[N. 20 | 2023]

Canções puerperais

Daisy Serena

Rebentação

eu queria escrever uns versos pra matar o tempo, a saudade, a vontade. pra saciar a sede, o desespero, a febre, o silêncio. eu queria escrever umas palavras ainda que soltas, qualquer coisa que me lembrasse que eu ainda tô aqui, aqui, aqui dentro, como eu tô fora, fervendo.

mas meu filho acordou dez vezes noite passada. de dez em dez, vinte em vinte, trinta em trinta, parecia fazer seus próprios versos com a madrugada.

dei o peito esquerdo, esse que tá sempre mais cheio e mais pra baixo, incontáveis vezes. até que, na última, deixei ele recostado num braço.

escrever versos com a cria no braço não é tarefa fácil, ainda que tanta tecnologia e tendinite estejam já processadas, entranhadas.

escrever versos parece ninharia diante do caos apocalíptico. perfume de poliana.

mas experimenta engolir a palavra, vê se desce macio esse enrosco.
junta com a massaroca do choro dos dois acordados.

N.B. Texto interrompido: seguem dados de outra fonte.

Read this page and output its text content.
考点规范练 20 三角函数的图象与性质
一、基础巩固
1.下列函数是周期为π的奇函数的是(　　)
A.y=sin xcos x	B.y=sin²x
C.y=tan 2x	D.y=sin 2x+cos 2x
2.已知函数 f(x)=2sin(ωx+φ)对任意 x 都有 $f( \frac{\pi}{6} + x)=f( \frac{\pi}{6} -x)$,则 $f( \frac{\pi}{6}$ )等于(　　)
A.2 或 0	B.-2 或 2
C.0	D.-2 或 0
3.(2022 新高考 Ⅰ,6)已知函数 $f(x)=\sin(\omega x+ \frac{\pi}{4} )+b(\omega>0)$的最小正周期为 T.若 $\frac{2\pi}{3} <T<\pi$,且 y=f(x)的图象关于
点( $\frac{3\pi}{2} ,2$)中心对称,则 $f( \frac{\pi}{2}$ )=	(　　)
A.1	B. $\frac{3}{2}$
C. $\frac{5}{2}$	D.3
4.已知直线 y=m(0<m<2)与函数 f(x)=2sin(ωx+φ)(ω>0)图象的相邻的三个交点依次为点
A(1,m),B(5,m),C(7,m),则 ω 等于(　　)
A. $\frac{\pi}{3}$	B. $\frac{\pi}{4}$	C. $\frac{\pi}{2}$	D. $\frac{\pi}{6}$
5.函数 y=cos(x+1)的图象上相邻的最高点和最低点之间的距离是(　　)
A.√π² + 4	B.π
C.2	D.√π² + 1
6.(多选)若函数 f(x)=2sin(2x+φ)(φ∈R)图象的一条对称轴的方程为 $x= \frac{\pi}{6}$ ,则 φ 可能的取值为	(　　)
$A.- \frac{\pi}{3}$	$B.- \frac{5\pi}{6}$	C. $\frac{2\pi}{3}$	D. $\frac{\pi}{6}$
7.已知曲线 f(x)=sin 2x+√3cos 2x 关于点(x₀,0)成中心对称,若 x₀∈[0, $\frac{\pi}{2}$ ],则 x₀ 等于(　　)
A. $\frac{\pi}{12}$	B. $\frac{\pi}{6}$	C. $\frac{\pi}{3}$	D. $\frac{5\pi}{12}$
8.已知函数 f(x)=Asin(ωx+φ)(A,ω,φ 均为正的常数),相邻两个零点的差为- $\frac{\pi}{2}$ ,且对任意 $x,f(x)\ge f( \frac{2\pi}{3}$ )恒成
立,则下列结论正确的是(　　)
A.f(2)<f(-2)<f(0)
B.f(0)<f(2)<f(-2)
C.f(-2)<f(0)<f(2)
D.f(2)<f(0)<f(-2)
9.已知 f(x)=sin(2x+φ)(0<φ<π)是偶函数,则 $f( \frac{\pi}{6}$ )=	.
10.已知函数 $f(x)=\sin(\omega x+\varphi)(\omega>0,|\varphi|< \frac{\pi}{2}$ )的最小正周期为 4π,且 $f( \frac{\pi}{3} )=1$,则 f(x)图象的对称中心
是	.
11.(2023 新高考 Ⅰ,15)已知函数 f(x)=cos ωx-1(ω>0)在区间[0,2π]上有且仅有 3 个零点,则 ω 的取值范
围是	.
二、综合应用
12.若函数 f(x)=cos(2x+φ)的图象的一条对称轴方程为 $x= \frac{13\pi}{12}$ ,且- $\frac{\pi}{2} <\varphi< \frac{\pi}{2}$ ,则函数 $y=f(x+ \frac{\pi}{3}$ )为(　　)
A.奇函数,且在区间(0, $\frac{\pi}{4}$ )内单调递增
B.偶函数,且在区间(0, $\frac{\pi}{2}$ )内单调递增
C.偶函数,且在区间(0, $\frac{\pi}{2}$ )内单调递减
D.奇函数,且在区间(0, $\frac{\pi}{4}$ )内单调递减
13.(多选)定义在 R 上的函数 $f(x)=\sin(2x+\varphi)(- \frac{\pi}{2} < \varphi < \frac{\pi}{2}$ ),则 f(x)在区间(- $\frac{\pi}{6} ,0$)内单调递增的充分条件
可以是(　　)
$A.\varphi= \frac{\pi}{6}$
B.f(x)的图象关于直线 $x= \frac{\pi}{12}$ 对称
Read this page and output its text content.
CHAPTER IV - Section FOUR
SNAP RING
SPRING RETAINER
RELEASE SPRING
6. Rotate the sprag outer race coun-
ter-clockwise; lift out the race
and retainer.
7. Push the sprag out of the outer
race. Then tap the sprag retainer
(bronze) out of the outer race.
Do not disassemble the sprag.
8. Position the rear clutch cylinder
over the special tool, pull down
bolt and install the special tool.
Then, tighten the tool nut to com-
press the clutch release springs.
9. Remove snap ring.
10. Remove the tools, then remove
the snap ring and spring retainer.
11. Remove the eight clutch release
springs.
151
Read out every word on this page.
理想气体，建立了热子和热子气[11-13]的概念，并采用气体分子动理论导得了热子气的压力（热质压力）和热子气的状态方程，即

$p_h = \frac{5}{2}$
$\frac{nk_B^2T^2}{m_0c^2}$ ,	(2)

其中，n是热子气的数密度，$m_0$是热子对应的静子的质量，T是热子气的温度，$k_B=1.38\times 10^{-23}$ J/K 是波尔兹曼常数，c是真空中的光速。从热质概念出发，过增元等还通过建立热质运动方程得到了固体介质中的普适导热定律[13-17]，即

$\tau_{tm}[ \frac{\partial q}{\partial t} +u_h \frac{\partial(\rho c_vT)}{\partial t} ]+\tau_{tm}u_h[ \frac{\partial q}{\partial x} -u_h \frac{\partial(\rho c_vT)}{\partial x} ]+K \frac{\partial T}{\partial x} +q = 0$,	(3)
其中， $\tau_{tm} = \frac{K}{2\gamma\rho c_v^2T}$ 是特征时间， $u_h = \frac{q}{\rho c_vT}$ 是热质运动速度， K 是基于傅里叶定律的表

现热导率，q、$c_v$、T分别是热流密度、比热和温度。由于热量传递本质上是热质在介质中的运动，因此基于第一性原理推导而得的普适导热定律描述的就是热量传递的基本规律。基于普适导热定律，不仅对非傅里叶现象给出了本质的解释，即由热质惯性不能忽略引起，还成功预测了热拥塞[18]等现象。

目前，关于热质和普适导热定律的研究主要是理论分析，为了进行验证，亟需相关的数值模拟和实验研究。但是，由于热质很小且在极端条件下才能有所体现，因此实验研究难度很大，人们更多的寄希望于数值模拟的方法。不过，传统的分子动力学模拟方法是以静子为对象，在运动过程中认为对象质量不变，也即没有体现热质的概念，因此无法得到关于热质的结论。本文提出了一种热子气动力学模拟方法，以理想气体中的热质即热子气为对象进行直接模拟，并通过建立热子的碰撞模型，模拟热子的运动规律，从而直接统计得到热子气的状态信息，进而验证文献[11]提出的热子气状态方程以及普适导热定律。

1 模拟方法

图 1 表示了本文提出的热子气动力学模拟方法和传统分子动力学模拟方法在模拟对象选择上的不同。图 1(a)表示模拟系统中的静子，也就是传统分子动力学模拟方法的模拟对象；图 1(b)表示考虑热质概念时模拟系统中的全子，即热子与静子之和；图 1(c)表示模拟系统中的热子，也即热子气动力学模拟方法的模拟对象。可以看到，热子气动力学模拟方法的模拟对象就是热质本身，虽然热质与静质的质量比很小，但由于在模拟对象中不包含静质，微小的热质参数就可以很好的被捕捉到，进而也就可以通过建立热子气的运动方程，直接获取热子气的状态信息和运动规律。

de trintaemtrinta até às seisetrinta.

experimenta deixar pra lá mais uma vez esse rasgo-engasgo.

num engasga!

cê já sabe a manobra pra arrancá o entalo?

heimlich

ixi foi a primeira palavra que meu filho falou. e eu falo (pra dentro) enquanto a garganta denuncia que ou eu deságuo ou eu deságuo ou eu deságuo

ou ela faz rebentação pra derramar.

[…]

filho da terra,
da água,
do fogo
do ar

sequência
do antes de ti

que tudo te
compõe

imenso
diminuto

pedaço
de futuro

sândalo
para meu
ori

missiva para meu candengue-acalanto, acauã

esse é um bilhete que se queria escrito enquanto você tirava o cochilo das 10, mas só logrei terminar no cochilo das quase 15. acreditei, um pouco, que daria tempo, mesmo sabendo que era aposta alta. querer um banho tranquila mais um tempo de escrita alargado.

não deu.
e tudo bem.

hoje, tudo bem.

essa talvez seja a perda mais significativa (ainda que, torçamos, momentânea) que a maternidade me trouxe: o tempo necessário para minha subjetividade alcançar a palavra escrita – por mim, por outrem – às vezes, alcançar a própria memória da palavra já é uma vitória.

o cansaço, os hormônios, o relógio funcionando na lógica tua-nossa, que quem diria oito meses parecem anos e ontem na mesma linha. exigir que a mente funcione com agilidades antigas, quando o corpo todo está focado em te fazer crescer nutrido e afetivo, é simplesmente irreal. tenho tentado aceitar com serenidade, uns dias com mais ou menos dificuldade (a palavra é uma saudade constante).

no entanto, um dia saberá também que, para cada perda, há um equilíbrio.

despertar com teu sorriso grudado no meu nariz, às seis de um dia mal amanhecido, é o único modo de acordar relativamente bem humorada logo cedo (mas o café ainda é urgente); acompanhar a tua descoberta do funcionamento minucioso do corpo que nós, aqui do outro lado dos anos, custamos tanto a reaprender, tem sido um privilégio de autoconhecimento; desacelerar do capital quando possível e repensar novos modos de estar perto e garantir a vivência; ampliar os modos de ser família, ressignificar o lamber do vento nas folhas de toda travessia; abismar com a existência do mínimo; persistir em sacolejar os desejos; presenciar a aldeia que se forma ao nosso redor, permitir que as dores e as lágrimas existam em seu valor tão pessoal; mesmo o esgotamento, nada romântico, tem sua medida necessária (ainda que seja para aprender a pedir/aceitar ajuda).

vou aprendendo que há outras formas da palavra percorrer meus dias, aguardando, aguardando, até que ela volte a se esgueirar para dentro dos meus dedos.

das coisas que ganhei: o cheiro do verão foi você quem trouxe.